The turnout on July 26th was not as large as the mass mobilization on June 30th, but it was enough to legitimize the presence of the Armed Forces on the streets and the aggressive return of the security state. The problem was that the conditions of the mandate were rudimentary and vague, and the military leader who was granted it was not actually bound by its terms. The mandate to fight terrorism turned into a mandate to rule over everything — to assume all political, economic and social decision-making at all levels.
The smaller crowds on July 26th constituted the most extreme segment of the June 30th protesters. They were unorganized and angry, and they readily endorsed a process that would come to completely dominate political life. Although they were not the majority, they immediately sapped public will and helped to legitimize military rule as the one and only solution to the political failures of the Muslim Brotherhood and their alienating form of governance.
The Armed Forces welcomed the public’s response to Sisi’s urgent appeal. The large demonstration allowed the military to declare that the masses stood behind them; everyone who took to the streets that day was deemed to be in favor of the mandate.
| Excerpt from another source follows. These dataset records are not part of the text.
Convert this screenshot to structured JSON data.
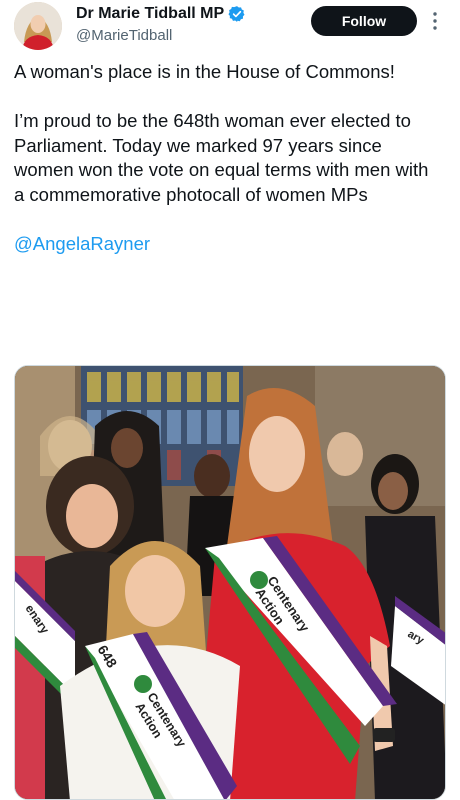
{
  "author": {
    "display_name": "Dr Marie Tidball MP",
    "handle": "@MarieTidball",
    "verified_icon": "verified-badge-icon",
    "colors": {
      "verified": "#1d9bf0"
    }
  },
  "actions": {
    "follow_label": "Follow",
    "more_icon": "more-options-icon"
  },
  "tweet": {
    "paragraph_1": "A woman's place is in the House of Commons!",
    "paragraph_2": "I’m proud to be the 648th woman ever elected to Parliament. Today we marked 97 years since women won the vote on equal terms with men with a commemorative photocall of women MPs",
    "mention": "@AngelaRayner"
  },
  "media": {
    "sashes": {
      "left_front": {
        "number": "648",
        "line_1": "Centenary",
        "line_2": "Action"
      },
      "right": {
        "line_1": "Centenary",
        "line_2": "Action"
      },
      "edge_left": "enary",
      "edge_right": "ary"
    }
  },
  "colors": {
    "link": "#1d9bf0",
    "button_bg": "#0f1419",
    "text": "#0f1419",
    "secondary": "#536471"
  }
}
When citizens were stopped at police checkpoints, interactions were friendly and accommodating, even if they were only superficial.
Six years later, in September 2019, police deployed in full force across Egypt to prevent any anti-Sisi protests. Security forces randomly stopped citizens and searched their phones for any political content. Thousands were arrested, including anyone caught taking photos in downtown Cairo. A live broadcast captured a Sisi supporter being detained as he tried to record footage showing that downtown was safe and free of protesters. Every citizen was considered a suspect, regardless of age, gender or socioeconomic background. Every neighborhood was considered dangerous, except for Fifth Settlement and similar outlying suburbs. The country was effectively under curfew.
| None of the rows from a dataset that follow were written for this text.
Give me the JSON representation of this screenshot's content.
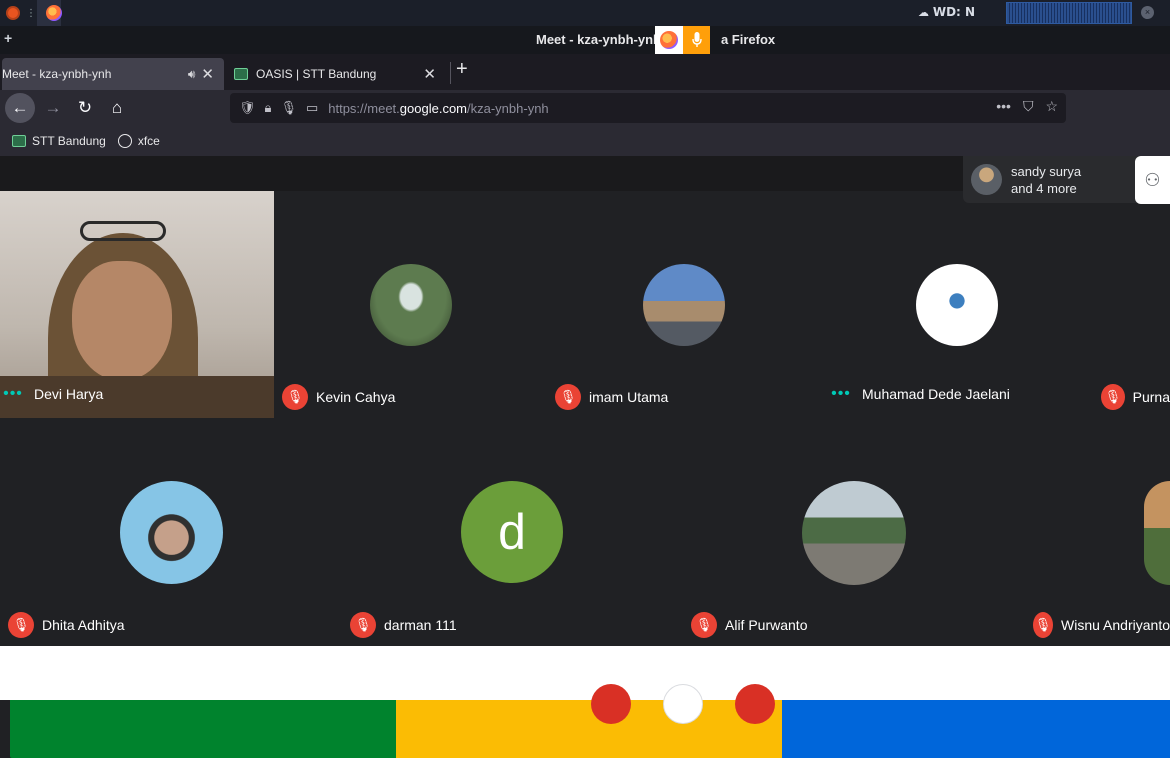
{
  "os_panel": {
    "weather_text": "WD: N"
  },
  "window": {
    "title": "Meet - kza-ynbh-ynh — Mozilla Firefox",
    "title_visible": "Meet - kza-ynbh-ynh",
    "title_visible_tail": "a Firefox"
  },
  "tabs": [
    {
      "label": "Meet - kza-ynbh-ynh",
      "active": true,
      "audio": true
    },
    {
      "label": "OASIS | STT Bandung",
      "active": false
    }
  ],
  "url": {
    "prefix": "https://meet.",
    "domain": "google.com",
    "path": "/kza-ynbh-ynh"
  },
  "bookmarks": [
    {
      "label": "STT Bandung",
      "icon": "oasis-favicon"
    },
    {
      "label": "xfce",
      "icon": "globe-icon"
    }
  ],
  "people_panel": {
    "line1": "sandy surya",
    "line2": "and 4 more"
  },
  "participants": [
    {
      "name": "Devi Harya",
      "status": "speaking"
    },
    {
      "name": "Kevin Cahya",
      "status": "muted"
    },
    {
      "name": "imam Utama",
      "status": "muted"
    },
    {
      "name": "Muhamad Dede Jaelani",
      "status": "speaking"
    },
    {
      "name": "Purna",
      "status": "muted"
    },
    {
      "name": "Dhita Adhitya",
      "status": "muted"
    },
    {
      "name": "darman 111",
      "status": "muted",
      "initial": "d"
    },
    {
      "name": "Alif Purwanto",
      "status": "muted"
    },
    {
      "name": "Wisnu Andriyanto",
      "status": "muted"
    }
  ],
  "colors": {
    "mute_red": "#ea4335",
    "meet_bg": "#202124",
    "darman_avatar": "#6b9e3a"
  }
}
This marked the end of the July 2013 mandate: The moment when thousands of security forces were mobilized to evacuate Cairo’s streets of its residents. The moment in which every walking citizen was treated as a potential enemy. The moment that ushered in an authority more closely resembling an occupying force, an authority whose legitimacy is based, above all, on naked power. The phantom political opposition was fully terminated and the July 2013 mandate dissolved to make way for a more cruel, humiliating and dangerous era.
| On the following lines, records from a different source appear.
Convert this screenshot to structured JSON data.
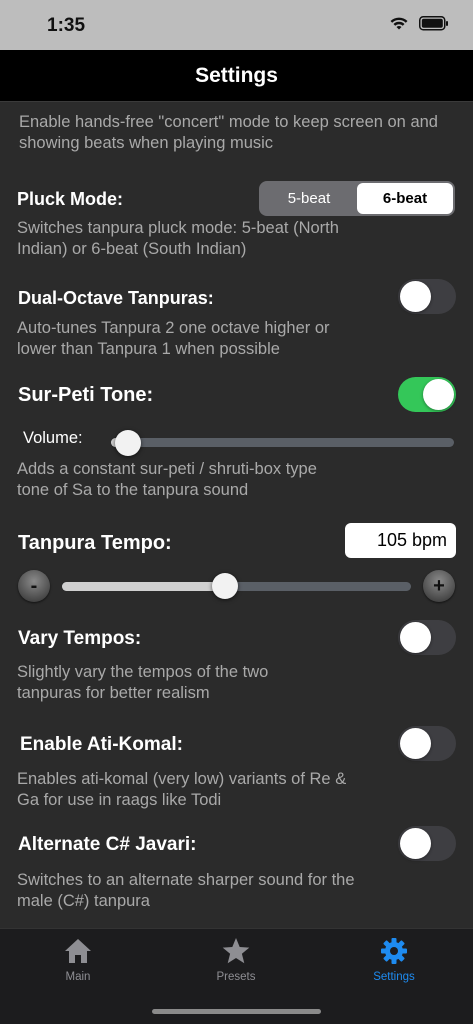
{
  "status_bar": {
    "time": "1:35"
  },
  "nav": {
    "title": "Settings"
  },
  "concert": {
    "description": "Enable hands-free \"concert\" mode to keep screen on and showing beats when playing music"
  },
  "pluck_mode": {
    "label": "Pluck Mode:",
    "options": [
      "5-beat",
      "6-beat"
    ],
    "selected": "6-beat",
    "description": "Switches tanpura pluck mode: 5-beat (North Indian) or 6-beat (South Indian)"
  },
  "dual_octave": {
    "label": "Dual-Octave Tanpuras:",
    "on": false,
    "description": "Auto-tunes Tanpura 2 one octave higher or lower than Tanpura 1 when possible"
  },
  "sur_peti": {
    "label": "Sur-Peti Tone:",
    "on": true,
    "volume_label": "Volume:",
    "volume_level": 0.05,
    "description": "Adds a constant sur-peti / shruti-box type tone of Sa to the tanpura sound"
  },
  "tempo": {
    "label": "Tanpura Tempo:",
    "value": "105 bpm",
    "slider_level": 0.466,
    "minus_label": "-",
    "plus_label": "+"
  },
  "vary_tempos": {
    "label": "Vary Tempos:",
    "on": false,
    "description": "Slightly vary the tempos of the two tanpuras for better realism"
  },
  "ati_komal": {
    "label": "Enable Ati-Komal:",
    "on": false,
    "description": "Enables ati-komal (very low) variants of Re & Ga for use in raags like Todi"
  },
  "javari": {
    "label": "Alternate C# Javari:",
    "on": false,
    "description": "Switches to an alternate sharper sound for the male (C#) tanpura"
  },
  "tabs": [
    {
      "label": "Main",
      "icon": "home-icon",
      "active": false
    },
    {
      "label": "Presets",
      "icon": "star-icon",
      "active": false
    },
    {
      "label": "Settings",
      "icon": "gear-icon",
      "active": true
    }
  ],
  "colors": {
    "accent_blue": "#1e8bf0",
    "toggle_on": "#34c759",
    "background": "#2b2b2b"
  }
}
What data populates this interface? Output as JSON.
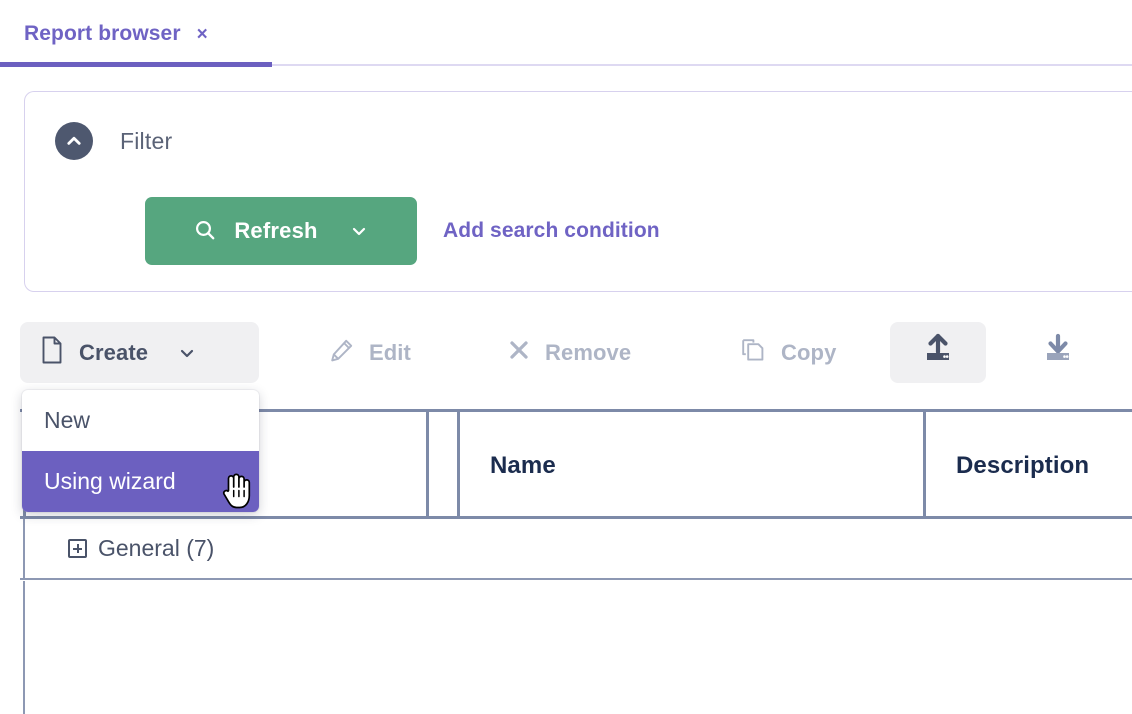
{
  "tab": {
    "label": "Report browser",
    "close_icon": "close-icon",
    "close_glyph": "×",
    "accent_color": "#6c60c0"
  },
  "filter": {
    "title": "Filter",
    "collapse_icon": "chevron-up-icon",
    "refresh": {
      "label": "Refresh",
      "search_icon": "search-icon",
      "caret_icon": "chevron-down-icon",
      "color": "#56a67f"
    },
    "add_condition_label": "Add search condition"
  },
  "toolbar": {
    "items": [
      {
        "label": "Create",
        "icon": "document-icon",
        "enabled": true,
        "has_caret": true,
        "caret_icon": "chevron-down-icon"
      },
      {
        "label": "Edit",
        "icon": "pencil-icon",
        "enabled": false,
        "has_caret": false
      },
      {
        "label": "Remove",
        "icon": "cross-icon",
        "enabled": false,
        "has_caret": false
      },
      {
        "label": "Copy",
        "icon": "copy-icon",
        "enabled": false,
        "has_caret": false
      }
    ],
    "import_icon": "upload-icon",
    "export_icon": "download-icon"
  },
  "create_menu": {
    "items": [
      {
        "label": "New",
        "highlighted": false
      },
      {
        "label": "Using wizard",
        "highlighted": true
      }
    ],
    "highlight_color": "#6c60c0"
  },
  "table": {
    "columns": [
      "Name",
      "Description"
    ],
    "group_row": {
      "label": "General (7)",
      "expand_icon": "expand-plus-icon"
    },
    "rows": []
  },
  "cursor": {
    "type": "pointer-hand-cursor"
  }
}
Our defeat and the breakdown of the military’s totalitarian media
The current media landscape in Egypt is unprecedented in its deterioration and decay. It cannot be compared to the media landscape of the 1960s, which was totalitarian, but still of high quality, and of a different era. The current media landscape is instead a fierce reaction to the slow but steady effort that began over 40 years ago to open up the media in Egypt.
Outside voices first began to be allowed into state media in the 1970s, particularly in newspapers. This was followed by opposition parties being allowed to publish their own newspapers, which pushed the boundaries of dissent according to the political circumstances of the moment. Then came satellite television and digital media, which significantly opened up media discourse. Additional private satellite channels were created and the margin for freer forms of expression widened. Online media outlets and independent print newspapers began to multiply.
The current media clampdown is not a response to the completely open post-January 2011 media landscape. It is a response to the media of Safwat al-Sherif (the former speaker of the Shura Council, former head of the Supreme Press Council and former Information Minister, who was a close aide to former President Hosni Mubarak) and Mohamed Abdel Qader Hatem (Egypt’s first Information Minister under former President Gamal Abdel Nasser).
It is a response to the relative degree of openness in the media under Mubarak and his predecessor, former President Anwar al-Sadat. In those eras, freedom of speech and expression was not so severely and outrageously curtailed as it is today — newspapers did not print identical headlines on their front pages.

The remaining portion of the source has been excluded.